Viewers who obstinately read artworks literally which, unsurprisingly, exasperates most artists, would please Ceal Floyer - what is aimed for is a finely balanced paradox of the obvious literalness of the work, coupled with the pressing urge to read further into meanings which present themselves so shamelessly. Maybe this is the crux of the work: the furious tension between literal, matter-of-fact mundanity and the imaginative construction of meaning - a tension dependent on simplicity of presentation. And it doesn't come much simpler than Floyer's. But this simplicity, although stripped to the point of the obvious, never merely states the obvious. And nor is it ever just dumb, although the brutality of the logic can sometimes seem without intelligence.

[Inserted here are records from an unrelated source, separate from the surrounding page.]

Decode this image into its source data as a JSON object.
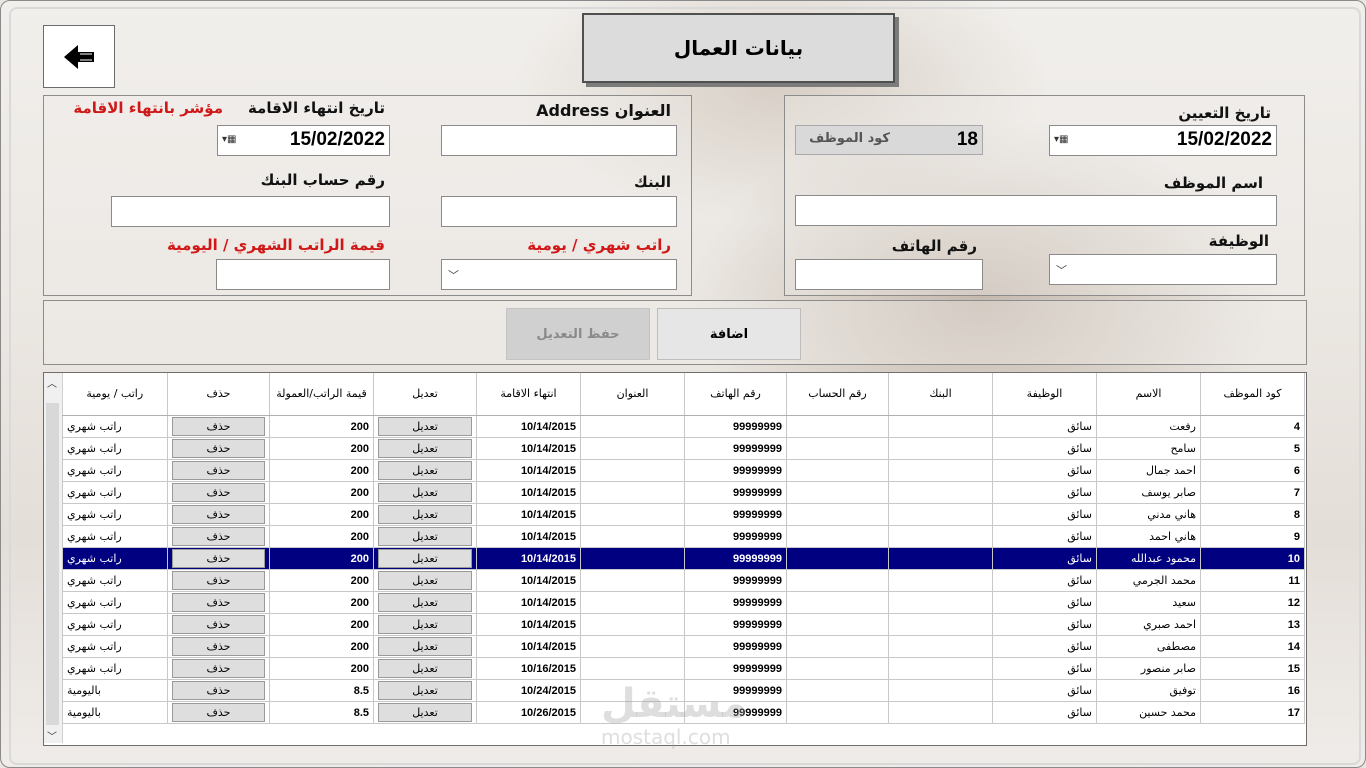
{
  "window": {
    "title": "بيانات العمال"
  },
  "header": {
    "back_icon": "back-arrow-icon"
  },
  "right_form": {
    "hire_date_label": "تاريخ التعيين",
    "hire_date_value": "15/02/2022",
    "emp_code_label": "كود الموظف",
    "emp_code_value": "18",
    "emp_name_label": "اسم الموظف",
    "emp_name_value": "",
    "job_label": "الوظيفة",
    "job_value": "",
    "phone_label": "رقم الهاتف",
    "phone_value": ""
  },
  "left_form": {
    "address_label": "العنوان Address",
    "address_value": "",
    "residency_end_label": "تاريخ انتهاء الاقامة",
    "residency_end_value": "15/02/2022",
    "residency_indicator_label": "مؤشر بانتهاء الاقامة",
    "bank_label": "البنك",
    "bank_value": "",
    "bank_account_label": "رقم حساب البنك",
    "bank_account_value": "",
    "salary_type_label": "راتب شهري / يومية",
    "salary_type_value": "",
    "salary_value_label": "قيمة الراتب الشهري / اليومية",
    "salary_value_value": ""
  },
  "actions": {
    "add_label": "اضافة",
    "save_edit_label": "حفظ التعديل"
  },
  "table": {
    "columns": [
      "كود الموظف",
      "الاسم",
      "الوظيفة",
      "البنك",
      "رقم الحساب",
      "رقم الهاتف",
      "العنوان",
      "انتهاء الاقامة",
      "تعديل",
      "قيمة الراتب/العمولة",
      "حذف",
      "راتب / يومية"
    ],
    "edit_label": "تعديل",
    "delete_label": "حذف",
    "selected_row_index": 6,
    "rows": [
      {
        "code": "4",
        "name": "رفعت",
        "job": "سائق",
        "bank": "",
        "account": "",
        "phone": "99999999",
        "address": "",
        "residency_end": "10/14/2015",
        "value": "200",
        "type": "راتب شهري"
      },
      {
        "code": "5",
        "name": "سامح",
        "job": "سائق",
        "bank": "",
        "account": "",
        "phone": "99999999",
        "address": "",
        "residency_end": "10/14/2015",
        "value": "200",
        "type": "راتب شهري"
      },
      {
        "code": "6",
        "name": "احمد جمال",
        "job": "سائق",
        "bank": "",
        "account": "",
        "phone": "99999999",
        "address": "",
        "residency_end": "10/14/2015",
        "value": "200",
        "type": "راتب شهري"
      },
      {
        "code": "7",
        "name": "صابر يوسف",
        "job": "سائق",
        "bank": "",
        "account": "",
        "phone": "99999999",
        "address": "",
        "residency_end": "10/14/2015",
        "value": "200",
        "type": "راتب شهري"
      },
      {
        "code": "8",
        "name": "هاني مدني",
        "job": "سائق",
        "bank": "",
        "account": "",
        "phone": "99999999",
        "address": "",
        "residency_end": "10/14/2015",
        "value": "200",
        "type": "راتب شهري"
      },
      {
        "code": "9",
        "name": "هاني احمد",
        "job": "سائق",
        "bank": "",
        "account": "",
        "phone": "99999999",
        "address": "",
        "residency_end": "10/14/2015",
        "value": "200",
        "type": "راتب شهري"
      },
      {
        "code": "10",
        "name": "محمود عبدالله",
        "job": "سائق",
        "bank": "",
        "account": "",
        "phone": "99999999",
        "address": "",
        "residency_end": "10/14/2015",
        "value": "200",
        "type": "راتب شهري"
      },
      {
        "code": "11",
        "name": "محمد الجرمي",
        "job": "سائق",
        "bank": "",
        "account": "",
        "phone": "99999999",
        "address": "",
        "residency_end": "10/14/2015",
        "value": "200",
        "type": "راتب شهري"
      },
      {
        "code": "12",
        "name": "سعيد",
        "job": "سائق",
        "bank": "",
        "account": "",
        "phone": "99999999",
        "address": "",
        "residency_end": "10/14/2015",
        "value": "200",
        "type": "راتب شهري"
      },
      {
        "code": "13",
        "name": "احمد صبري",
        "job": "سائق",
        "bank": "",
        "account": "",
        "phone": "99999999",
        "address": "",
        "residency_end": "10/14/2015",
        "value": "200",
        "type": "راتب شهري"
      },
      {
        "code": "14",
        "name": "مصطفى",
        "job": "سائق",
        "bank": "",
        "account": "",
        "phone": "99999999",
        "address": "",
        "residency_end": "10/14/2015",
        "value": "200",
        "type": "راتب شهري"
      },
      {
        "code": "15",
        "name": "صابر منصور",
        "job": "سائق",
        "bank": "",
        "account": "",
        "phone": "99999999",
        "address": "",
        "residency_end": "10/16/2015",
        "value": "200",
        "type": "راتب شهري"
      },
      {
        "code": "16",
        "name": "توفيق",
        "job": "سائق",
        "bank": "",
        "account": "",
        "phone": "99999999",
        "address": "",
        "residency_end": "10/24/2015",
        "value": "8.5",
        "type": "باليومية"
      },
      {
        "code": "17",
        "name": "محمد حسين",
        "job": "سائق",
        "bank": "",
        "account": "",
        "phone": "99999999",
        "address": "",
        "residency_end": "10/26/2015",
        "value": "8.5",
        "type": "باليومية"
      }
    ]
  },
  "watermark": {
    "arabic": "مستقل",
    "latin": "mostaql.com"
  },
  "colors": {
    "selected_row": "#000080",
    "red_label": "#d01818"
  }
}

No, this simplicity is closer to an aesthetic, but not that of an artistic tradition; it feels closer to the transparent elegence of a mathematical formula. Why? Because with apparently little effort they describe complex reasoning to an astonishing degree of precision. This analogy should not be pushed, but it does go to show that simplicity, self-reflexivity and reduction do not necessarily lead to throwaway one-liners. Perhaps we could say that all Floyer's works are one-liners that you could write a book about.